DIY: Selbstgemachtes erobert das Netz
von Markus Hündgen
Ebay, Amazon und irgendwo dazwischen schwebt etsy. Der virtuelle Marktplatz für Selbstgemachtes und Antikes möchte nach den USA nun Deutschland erobern. Wir haben den Europachef Matt Stinchcomb in Berlin getroffen.
Matt Stinchcomb lächelt gern. Und viel. Was direkt auffällt: Es ist nicht diese allmorgendlich vor dem Spiegel einstudierte Parade frisch gebleichter Zahnreihen, die Firmenvertretern in dieser juppy-esken Branche als optische Visitenkarte dient. Der etsy-Direktor für Europa lächelt, weil er heute wieder über sein Thema reden darf: DIY – Do-it-yourself.
Für einen Webunternehmer ebenso ungewöhnlich: Seine Ausführungen haben nur wenig mit Zahlen, Statistiken und technischen Spielereien zu tun. Auch wenn auf Deutschlands selbst ernannter Leitkonferenz zur digitalen Wirtschaft, der next in Berlin, alles im Zeichen der Daten steht: Mr. Stinchcomb sieht diese eher als Mittel zum Zweck.

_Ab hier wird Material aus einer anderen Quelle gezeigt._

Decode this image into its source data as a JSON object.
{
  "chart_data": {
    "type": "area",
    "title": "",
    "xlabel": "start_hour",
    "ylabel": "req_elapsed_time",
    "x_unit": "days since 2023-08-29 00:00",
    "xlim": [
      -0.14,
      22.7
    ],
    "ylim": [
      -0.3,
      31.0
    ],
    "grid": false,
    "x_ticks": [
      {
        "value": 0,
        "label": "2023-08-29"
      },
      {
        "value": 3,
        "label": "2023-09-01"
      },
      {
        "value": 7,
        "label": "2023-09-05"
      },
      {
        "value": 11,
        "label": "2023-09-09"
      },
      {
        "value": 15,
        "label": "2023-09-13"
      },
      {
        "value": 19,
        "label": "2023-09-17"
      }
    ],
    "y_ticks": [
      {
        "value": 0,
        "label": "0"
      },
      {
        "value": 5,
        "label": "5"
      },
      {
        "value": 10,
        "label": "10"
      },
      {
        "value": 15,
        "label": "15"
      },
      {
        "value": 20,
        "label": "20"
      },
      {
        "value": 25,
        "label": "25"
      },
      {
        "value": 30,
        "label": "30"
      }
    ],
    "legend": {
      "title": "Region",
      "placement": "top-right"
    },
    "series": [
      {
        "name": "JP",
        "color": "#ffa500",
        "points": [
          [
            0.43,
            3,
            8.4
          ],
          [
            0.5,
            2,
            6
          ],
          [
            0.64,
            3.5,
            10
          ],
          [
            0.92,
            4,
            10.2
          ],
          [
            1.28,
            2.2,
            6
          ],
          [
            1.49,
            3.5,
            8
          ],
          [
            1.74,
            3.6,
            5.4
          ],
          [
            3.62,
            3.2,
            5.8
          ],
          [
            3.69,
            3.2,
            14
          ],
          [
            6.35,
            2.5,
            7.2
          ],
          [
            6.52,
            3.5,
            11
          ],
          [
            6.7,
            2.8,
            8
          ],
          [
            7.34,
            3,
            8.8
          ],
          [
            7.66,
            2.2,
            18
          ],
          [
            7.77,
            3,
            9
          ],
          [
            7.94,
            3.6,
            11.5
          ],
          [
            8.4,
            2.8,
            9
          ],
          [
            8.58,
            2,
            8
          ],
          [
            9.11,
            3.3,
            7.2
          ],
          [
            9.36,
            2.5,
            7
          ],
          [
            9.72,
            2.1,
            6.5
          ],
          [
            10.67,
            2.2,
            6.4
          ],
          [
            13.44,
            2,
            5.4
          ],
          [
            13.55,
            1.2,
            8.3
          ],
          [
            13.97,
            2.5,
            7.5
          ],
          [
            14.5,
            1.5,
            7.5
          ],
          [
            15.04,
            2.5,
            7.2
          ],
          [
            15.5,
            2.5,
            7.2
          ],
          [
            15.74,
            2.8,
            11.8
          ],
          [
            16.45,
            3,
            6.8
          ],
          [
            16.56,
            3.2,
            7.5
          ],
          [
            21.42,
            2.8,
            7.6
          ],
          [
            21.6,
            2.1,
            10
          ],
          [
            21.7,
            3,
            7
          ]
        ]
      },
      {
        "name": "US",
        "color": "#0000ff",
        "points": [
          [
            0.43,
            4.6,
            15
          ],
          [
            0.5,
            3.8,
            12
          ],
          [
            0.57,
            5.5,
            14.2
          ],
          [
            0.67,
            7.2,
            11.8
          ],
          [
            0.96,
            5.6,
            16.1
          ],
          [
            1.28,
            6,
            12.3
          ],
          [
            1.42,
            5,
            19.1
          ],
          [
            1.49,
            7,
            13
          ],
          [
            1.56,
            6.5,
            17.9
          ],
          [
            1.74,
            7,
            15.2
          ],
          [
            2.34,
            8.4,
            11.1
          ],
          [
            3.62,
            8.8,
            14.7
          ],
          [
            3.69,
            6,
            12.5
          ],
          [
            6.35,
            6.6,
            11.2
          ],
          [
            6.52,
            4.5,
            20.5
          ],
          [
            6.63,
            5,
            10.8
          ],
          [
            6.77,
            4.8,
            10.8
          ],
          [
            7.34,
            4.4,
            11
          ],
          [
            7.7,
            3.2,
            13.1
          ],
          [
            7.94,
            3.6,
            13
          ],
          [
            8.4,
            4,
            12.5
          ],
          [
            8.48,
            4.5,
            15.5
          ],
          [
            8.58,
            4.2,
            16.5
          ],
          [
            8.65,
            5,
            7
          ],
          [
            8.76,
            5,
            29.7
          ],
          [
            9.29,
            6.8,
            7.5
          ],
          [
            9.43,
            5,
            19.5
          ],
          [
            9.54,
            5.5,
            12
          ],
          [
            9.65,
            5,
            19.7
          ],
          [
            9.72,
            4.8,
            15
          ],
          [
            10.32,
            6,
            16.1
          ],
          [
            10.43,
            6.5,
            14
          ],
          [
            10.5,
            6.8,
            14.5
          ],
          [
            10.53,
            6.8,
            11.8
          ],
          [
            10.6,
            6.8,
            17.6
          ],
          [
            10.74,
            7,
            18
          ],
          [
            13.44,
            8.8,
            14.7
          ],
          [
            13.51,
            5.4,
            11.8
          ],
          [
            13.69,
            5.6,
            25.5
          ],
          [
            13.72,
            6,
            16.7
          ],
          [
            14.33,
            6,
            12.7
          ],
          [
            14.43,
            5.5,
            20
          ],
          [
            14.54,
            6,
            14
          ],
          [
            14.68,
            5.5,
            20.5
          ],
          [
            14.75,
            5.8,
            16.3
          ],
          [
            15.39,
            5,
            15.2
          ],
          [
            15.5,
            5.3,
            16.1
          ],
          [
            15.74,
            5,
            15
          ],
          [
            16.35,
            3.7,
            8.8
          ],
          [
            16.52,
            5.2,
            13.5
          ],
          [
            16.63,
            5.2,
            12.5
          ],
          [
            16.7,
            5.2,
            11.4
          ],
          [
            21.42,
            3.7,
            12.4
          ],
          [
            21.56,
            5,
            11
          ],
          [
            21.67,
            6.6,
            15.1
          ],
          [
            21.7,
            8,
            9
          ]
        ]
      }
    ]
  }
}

Ja, etsy ist ein virtueller Marktplatz. Ja, Daten seien für den Erfolg unerlässlich. Nein, etsy funktioniere anders. “Unsere DNA ist Bauchgefühl”, sagt Stinchcomb. Aber wie lange noch. “Wir werden nicht ewig nur aufs Gefühl setzen können. Aber etsy lebt vom Faktor Mensch. “Dieser Faktor lässt sich bei etsy schnell ausmachen. Statt industriell gefertigter Produkte wimmelt es bei etsy von selbstgemachten Dingen. Von Unikaten, die bis dato ihr Leben im Bastelgeschäft unweit eines Münsterländer Dorfes gerfristet hätten. Oder von Omas Schätzchen, die es seit Jahren mit Karriere auf dem Flohmärkt versuchen.
Dabei ist etsy weder Resterampe noch Trödelmüllhalde. Auf etsy haben viele Subkulturen der Netzgeneration ihr Zuhause gefunden. Prominentes Beispiel: Steampunk – die Verknüpfung von Technikliebe mit dem Stilempfinden der viktorianischen Epoche.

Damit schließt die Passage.